You may have noticed that a Spanish scientist, speaking on behalf of a large team, says that we don't know what an emotional process is. Do you realise how often we hear or read that, "experts in emotional intelligence? And even marketing based on how neurons work".

Gaps in human behaviour

Emotion, or rather feeling, the feeling of being comfortable, good, bad, angry, anxious, hurt. They are biological, bodily, glandular, sympathetic and parasympathetic states; therefore, mostly non-conscious.

If there are thousands of neuroscientists studying the brain, it will be because of its enormous complexity and the immense gaps in our knowledge.
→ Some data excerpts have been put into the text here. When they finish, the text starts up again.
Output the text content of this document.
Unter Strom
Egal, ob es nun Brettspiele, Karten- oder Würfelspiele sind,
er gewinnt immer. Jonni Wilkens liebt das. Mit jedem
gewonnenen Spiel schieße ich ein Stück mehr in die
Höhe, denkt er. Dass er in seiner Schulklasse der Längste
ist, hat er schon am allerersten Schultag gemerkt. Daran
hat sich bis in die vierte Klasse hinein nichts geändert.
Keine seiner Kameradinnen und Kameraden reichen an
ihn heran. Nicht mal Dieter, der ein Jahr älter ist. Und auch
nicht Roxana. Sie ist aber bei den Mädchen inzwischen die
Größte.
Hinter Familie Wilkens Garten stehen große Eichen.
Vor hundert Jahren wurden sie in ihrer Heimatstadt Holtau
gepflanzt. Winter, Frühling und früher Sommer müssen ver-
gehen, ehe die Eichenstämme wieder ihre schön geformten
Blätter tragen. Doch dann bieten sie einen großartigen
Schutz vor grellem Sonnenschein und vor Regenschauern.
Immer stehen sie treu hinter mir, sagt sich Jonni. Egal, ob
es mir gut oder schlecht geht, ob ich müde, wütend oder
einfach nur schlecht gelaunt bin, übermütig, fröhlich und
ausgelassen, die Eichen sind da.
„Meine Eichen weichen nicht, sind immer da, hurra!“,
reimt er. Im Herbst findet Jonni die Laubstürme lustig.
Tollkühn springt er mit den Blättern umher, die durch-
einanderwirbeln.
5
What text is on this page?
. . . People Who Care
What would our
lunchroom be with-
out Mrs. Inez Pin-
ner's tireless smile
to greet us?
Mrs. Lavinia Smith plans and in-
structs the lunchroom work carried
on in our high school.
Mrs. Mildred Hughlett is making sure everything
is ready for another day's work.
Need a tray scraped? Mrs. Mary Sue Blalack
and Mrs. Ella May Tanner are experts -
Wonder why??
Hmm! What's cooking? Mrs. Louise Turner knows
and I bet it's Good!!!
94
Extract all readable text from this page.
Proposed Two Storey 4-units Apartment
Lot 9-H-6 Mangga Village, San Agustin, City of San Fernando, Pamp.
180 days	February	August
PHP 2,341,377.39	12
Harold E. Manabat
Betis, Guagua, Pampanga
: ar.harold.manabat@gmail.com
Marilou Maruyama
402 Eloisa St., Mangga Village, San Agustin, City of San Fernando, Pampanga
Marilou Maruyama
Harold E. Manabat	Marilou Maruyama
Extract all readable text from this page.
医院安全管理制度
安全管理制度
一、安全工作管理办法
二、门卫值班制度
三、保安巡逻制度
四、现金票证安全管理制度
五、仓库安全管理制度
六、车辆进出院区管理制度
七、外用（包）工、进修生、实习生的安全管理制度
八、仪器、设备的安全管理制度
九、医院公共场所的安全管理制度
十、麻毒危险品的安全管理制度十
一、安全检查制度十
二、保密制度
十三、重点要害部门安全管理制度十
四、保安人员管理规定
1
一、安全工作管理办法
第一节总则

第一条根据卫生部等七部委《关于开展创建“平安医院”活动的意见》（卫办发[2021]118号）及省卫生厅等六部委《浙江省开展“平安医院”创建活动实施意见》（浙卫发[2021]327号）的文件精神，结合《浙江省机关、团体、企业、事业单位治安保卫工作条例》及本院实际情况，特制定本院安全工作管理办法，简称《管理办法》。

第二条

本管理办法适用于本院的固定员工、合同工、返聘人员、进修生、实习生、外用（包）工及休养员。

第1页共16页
On the other hand, I insist once again that many technological researchers are increasingly ignorant of what culture, civilisation, the life of the Planet of which we are a component, of human behaviour, is, and that is why they are venturing into the simplistic technological future, putting very imaginative news about our brain in the media. They must be very encouraged by the fact that the media highlight all their news about the brain, emotions and motivation, without checking with specialists, and in this way they contribute to degrade the cultural environment. We are inundated with headlines.